La première fois où je pénètre dans la salle d'audience, je me souviens que cela me rappelle le théâtre où notre instituteur, M. Boulogne, nous avait emmenés assister à une pièce lorsque j'étais en CP. Mais c'est à un tout autre spectacle auquel je vais participer cette fois.
En attendant mon tour, j'assiste aux audiences lorsque je suis au tribunal, face à des avocats de la défense sans pitié pour chaque enfant qui passe avant moi. Parfois, ils se mettent presque à crier dans la salle y compris contre nous, c'est effrayant. Je m'en souviens encore, surtout d'Eric Dupont-Moretti. Aujourd'hui, je dirais qu'il ne faisait pas du théâtre, mais du cinéma. Sa stratégie, c'est la peur. Cela marche contre des adultes , alors contre nous... C'est terrorisant.
Quand j'y repense, le président du tribunal, M. Monier, paraissait dépassé par la situation. A plusieurs reprises, on nous fit sortir de la salle, en attendant que la situation se calme.
Ceux qui nous accompagnent tentent, tant bien que mal, de nous rassurer. D'autant plus que le procès dure deux mois, ce qui est bien long... Chaque heure paraît interminable.
J'appréhende d'aller à la barre avec tous ces gens que je ne connais pas et ces avocats méchants. Ce n'est pas la peur de répondre aux questions - j'ai toujours raconté de la même manière ce que j'ai vécu _, mais la situation m'impressionne.
Le moment fatidique arrive. Je ne sais pas quelle est la date, mais, selon les comptes-rendus, c'est le lendemain de mon anniversaire. Je me souviens m'être avancé à la barre, en tentant de cacher du mieux que je peux la peur qui me vrille le corps. D'ailleurs, pendant l'audition, je me retourne souvent pour voir si tout se passe bien derrière mon dos, car je ne me sens pas en sécurité.

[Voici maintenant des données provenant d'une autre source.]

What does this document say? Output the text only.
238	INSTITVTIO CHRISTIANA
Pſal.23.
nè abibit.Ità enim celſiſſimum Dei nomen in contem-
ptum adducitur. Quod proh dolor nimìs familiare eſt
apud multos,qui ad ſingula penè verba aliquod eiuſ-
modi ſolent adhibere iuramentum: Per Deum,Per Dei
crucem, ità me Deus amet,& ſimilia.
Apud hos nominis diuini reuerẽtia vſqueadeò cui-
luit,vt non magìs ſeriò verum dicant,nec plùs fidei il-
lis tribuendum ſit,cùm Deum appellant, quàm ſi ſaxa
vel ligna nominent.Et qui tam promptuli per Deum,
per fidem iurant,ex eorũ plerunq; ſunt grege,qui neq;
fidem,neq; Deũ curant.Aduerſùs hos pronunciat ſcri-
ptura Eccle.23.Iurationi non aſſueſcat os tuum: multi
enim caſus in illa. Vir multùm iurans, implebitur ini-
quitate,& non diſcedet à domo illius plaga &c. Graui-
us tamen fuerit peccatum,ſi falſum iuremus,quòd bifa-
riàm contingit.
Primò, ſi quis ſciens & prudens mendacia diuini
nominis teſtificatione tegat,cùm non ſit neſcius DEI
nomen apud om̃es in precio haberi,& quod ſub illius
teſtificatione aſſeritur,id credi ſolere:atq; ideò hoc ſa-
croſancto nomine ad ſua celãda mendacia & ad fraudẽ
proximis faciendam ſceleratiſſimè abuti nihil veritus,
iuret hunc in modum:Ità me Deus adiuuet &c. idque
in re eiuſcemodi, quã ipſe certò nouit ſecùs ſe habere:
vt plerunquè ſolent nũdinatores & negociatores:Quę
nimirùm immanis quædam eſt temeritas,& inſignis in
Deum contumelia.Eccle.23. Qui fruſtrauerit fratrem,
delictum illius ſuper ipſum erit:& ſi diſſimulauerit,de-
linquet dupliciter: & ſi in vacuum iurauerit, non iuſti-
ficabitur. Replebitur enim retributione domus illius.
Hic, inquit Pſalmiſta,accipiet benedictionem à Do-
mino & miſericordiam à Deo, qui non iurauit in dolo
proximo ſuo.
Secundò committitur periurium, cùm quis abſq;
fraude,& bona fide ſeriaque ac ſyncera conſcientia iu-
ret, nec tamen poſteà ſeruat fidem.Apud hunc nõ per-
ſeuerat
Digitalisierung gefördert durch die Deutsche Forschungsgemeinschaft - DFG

Le président me demande de me présenter - "Jonathan Delay". Il m'interroge sur mon âge et l'école que je fréquente. Je réponds, puis il énonce les raisons de ma présence. Il me demande si je comprends. Je réponds : "Oui, parce que des personnes m'ont fait du mal." Il me montre une planche avec des photos. Je dois les reconnaître et les désigner dans la salle, derrière moi.
Ensuite, je suis lâché dans la fosse aux lions. Je me rappelle la façon dont les avocats de la défense s'acharnent sur moi, notamment Eric Dupont-Moretti, Franck Berton, Delarue père et fils, sans oublier Blandine Lejeune. Je ne sais plus si d'autres m'ont interrogé, mais ces cinq-là m'ont marqué. Ils m'attaquent tout le temps. Aujourd'hui, j'ai encore l'impression que rien ne pouvait les retenir. Voici un exemple de question : "Tu te souviens de la couleur du papier peint de la pièce où tu as été violé ?" Par qui c'était, oui, mais la couleur du mur, non. Eric Dupont-Moretti revient à la charge, en ajoutant "chaque détail a son importance." Bien sûr... Parce que si je ne m'en souviens pas quatre ans après, cela signifie que rien ne s'est produit ? Toute personne violée doit donc désormais prendre note de ce genre de "détail".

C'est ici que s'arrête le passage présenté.